YOU can make a good shoot turn bad by doing or saying the wrong thing after its over, but a bad shoot will always be bad no matter what you did before during or after...

So whatever the trigger pull is, or who made it that way, if you were within the scope of the law to have fired, then you are legal... If you shouldn't have fired anyway, then it doesnt matter what you were firing. cause whether it was a cannon with a 6' fuse or it was a IPSC open class race gun, your still going to be tried for murder...

And as to the civil case, no matter what you are going to be sued. even if the bad guy had a functional machine gun and fired 50 rounds at you first and its all on video, the family is going to sue.
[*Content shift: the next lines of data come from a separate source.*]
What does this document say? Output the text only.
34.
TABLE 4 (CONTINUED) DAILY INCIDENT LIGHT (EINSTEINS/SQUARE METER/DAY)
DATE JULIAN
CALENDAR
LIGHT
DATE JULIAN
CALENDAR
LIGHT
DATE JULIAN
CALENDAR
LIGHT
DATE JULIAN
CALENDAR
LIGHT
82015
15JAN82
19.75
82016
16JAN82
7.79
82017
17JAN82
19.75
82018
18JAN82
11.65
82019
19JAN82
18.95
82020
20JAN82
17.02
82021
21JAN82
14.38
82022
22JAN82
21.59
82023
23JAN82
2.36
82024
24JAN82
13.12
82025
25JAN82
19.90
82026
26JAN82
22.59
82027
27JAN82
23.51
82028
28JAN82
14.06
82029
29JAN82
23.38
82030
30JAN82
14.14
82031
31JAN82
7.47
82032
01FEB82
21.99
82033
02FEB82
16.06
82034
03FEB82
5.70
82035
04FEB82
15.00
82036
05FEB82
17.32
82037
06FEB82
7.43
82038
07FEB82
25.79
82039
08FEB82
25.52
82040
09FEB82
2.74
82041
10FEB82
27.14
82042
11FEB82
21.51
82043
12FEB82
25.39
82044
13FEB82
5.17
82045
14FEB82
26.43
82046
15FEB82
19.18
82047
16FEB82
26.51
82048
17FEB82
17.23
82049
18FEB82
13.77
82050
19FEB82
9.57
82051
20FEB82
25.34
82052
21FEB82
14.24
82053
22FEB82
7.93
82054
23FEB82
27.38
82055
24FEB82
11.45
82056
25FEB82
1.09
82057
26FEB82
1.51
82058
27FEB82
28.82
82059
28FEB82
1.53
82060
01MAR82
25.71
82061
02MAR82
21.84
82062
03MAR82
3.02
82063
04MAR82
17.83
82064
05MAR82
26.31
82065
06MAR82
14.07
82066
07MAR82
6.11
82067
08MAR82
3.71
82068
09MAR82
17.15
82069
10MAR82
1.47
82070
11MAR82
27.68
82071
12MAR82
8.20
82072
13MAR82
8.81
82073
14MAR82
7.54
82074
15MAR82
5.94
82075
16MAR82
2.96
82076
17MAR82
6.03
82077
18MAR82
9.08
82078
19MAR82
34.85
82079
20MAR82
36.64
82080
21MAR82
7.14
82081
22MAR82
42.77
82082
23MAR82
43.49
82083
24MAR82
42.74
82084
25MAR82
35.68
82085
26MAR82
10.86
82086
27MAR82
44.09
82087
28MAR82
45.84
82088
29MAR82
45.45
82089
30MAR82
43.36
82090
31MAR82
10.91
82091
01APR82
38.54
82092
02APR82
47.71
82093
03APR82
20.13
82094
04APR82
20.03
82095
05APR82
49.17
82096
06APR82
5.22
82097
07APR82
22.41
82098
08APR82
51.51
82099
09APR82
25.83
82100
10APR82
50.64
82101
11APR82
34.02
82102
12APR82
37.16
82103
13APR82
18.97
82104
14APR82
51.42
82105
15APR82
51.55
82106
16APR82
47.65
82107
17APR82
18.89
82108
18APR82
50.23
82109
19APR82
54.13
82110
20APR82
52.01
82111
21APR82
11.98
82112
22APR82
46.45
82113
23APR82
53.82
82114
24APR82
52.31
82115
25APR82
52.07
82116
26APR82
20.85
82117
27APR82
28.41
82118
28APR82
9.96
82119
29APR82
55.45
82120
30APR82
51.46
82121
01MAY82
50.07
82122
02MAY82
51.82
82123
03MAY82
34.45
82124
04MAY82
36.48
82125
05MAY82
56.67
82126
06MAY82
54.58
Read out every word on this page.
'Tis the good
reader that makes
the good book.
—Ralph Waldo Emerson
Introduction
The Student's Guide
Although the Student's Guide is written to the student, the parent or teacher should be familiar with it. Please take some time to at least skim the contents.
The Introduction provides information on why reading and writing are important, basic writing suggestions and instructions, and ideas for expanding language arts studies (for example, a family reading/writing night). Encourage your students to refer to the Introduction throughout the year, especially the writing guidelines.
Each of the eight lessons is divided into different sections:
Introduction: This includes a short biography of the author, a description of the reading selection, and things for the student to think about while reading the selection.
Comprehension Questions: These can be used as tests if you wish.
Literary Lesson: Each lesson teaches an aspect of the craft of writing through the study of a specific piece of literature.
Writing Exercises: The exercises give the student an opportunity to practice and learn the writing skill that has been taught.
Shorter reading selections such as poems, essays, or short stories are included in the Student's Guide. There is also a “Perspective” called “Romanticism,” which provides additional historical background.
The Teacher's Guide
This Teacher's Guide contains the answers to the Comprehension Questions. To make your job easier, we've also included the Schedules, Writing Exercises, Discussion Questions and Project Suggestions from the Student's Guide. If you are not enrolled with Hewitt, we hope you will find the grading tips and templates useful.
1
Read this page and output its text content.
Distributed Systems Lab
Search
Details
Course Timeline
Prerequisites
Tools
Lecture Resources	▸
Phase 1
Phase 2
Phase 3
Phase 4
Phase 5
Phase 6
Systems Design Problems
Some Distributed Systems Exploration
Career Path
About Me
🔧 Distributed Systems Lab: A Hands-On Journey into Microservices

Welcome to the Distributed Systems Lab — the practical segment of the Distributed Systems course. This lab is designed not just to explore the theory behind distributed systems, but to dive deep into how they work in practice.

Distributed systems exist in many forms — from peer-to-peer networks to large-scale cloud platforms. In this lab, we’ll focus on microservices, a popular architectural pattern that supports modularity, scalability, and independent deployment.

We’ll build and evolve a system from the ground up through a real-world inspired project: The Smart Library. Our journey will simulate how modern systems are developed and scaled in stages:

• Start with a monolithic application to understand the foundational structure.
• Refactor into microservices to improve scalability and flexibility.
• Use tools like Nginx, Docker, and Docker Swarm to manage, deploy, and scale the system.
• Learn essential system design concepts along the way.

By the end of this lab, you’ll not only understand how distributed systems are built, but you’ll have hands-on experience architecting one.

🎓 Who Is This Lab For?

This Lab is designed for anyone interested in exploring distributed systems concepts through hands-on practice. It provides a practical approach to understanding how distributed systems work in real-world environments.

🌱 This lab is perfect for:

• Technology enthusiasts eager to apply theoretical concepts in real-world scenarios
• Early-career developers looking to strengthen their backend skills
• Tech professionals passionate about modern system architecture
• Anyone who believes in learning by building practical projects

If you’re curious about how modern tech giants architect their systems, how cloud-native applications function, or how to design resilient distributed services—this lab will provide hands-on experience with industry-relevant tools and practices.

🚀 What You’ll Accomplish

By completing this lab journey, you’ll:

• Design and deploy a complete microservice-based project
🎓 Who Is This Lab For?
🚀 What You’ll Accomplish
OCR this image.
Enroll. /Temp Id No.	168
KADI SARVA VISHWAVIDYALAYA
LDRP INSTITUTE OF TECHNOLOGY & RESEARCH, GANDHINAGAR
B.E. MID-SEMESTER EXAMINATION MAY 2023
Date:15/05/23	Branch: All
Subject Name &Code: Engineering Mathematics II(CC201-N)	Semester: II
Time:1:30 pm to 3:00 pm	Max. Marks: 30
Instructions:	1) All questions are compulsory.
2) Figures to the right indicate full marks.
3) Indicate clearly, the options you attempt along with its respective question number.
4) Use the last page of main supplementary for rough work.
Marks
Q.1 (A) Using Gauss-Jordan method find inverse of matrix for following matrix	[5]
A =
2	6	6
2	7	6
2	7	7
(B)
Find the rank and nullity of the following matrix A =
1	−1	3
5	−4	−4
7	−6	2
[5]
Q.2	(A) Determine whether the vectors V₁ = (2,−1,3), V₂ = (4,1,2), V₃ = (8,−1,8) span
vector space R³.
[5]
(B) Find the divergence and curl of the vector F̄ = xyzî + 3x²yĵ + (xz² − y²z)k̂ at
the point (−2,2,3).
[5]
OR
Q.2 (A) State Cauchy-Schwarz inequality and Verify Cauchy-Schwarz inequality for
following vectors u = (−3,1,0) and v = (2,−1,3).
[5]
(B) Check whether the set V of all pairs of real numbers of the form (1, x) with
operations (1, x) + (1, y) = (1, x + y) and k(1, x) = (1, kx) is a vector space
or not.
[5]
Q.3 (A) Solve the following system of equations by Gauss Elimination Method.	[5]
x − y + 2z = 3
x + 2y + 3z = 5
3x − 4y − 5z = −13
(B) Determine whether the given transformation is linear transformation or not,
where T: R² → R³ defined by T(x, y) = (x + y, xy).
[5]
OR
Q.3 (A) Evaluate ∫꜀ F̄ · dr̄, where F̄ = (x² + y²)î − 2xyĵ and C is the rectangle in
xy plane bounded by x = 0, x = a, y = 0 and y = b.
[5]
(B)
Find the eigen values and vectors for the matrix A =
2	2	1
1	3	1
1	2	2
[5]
Use what you can shoot well so you dont miss, train to follow the rule about the booger hook on the bang switch and know the law. Thats the best defense on how to stay out of court, civilian or LEO, follow those three things and always think about them.
 
And as to the civil case, no matter what you are going to be sued

I hadn't considered it to be a 100% likelihood, but I don't doubt what you're saying. It's very disconcerting though.
 
Sad indeed. I like my 3.5 connector, but not enough to make it, and not the situation, the focus of any lawsuit...
 
The bottom line that, so far, everyone here has missed: a gun is an inanimate object. No gun, no matter how light the trigger pull, can go off without the trigger being pulled. There is no such thing as an unsafe gun, only an unsafe shooter!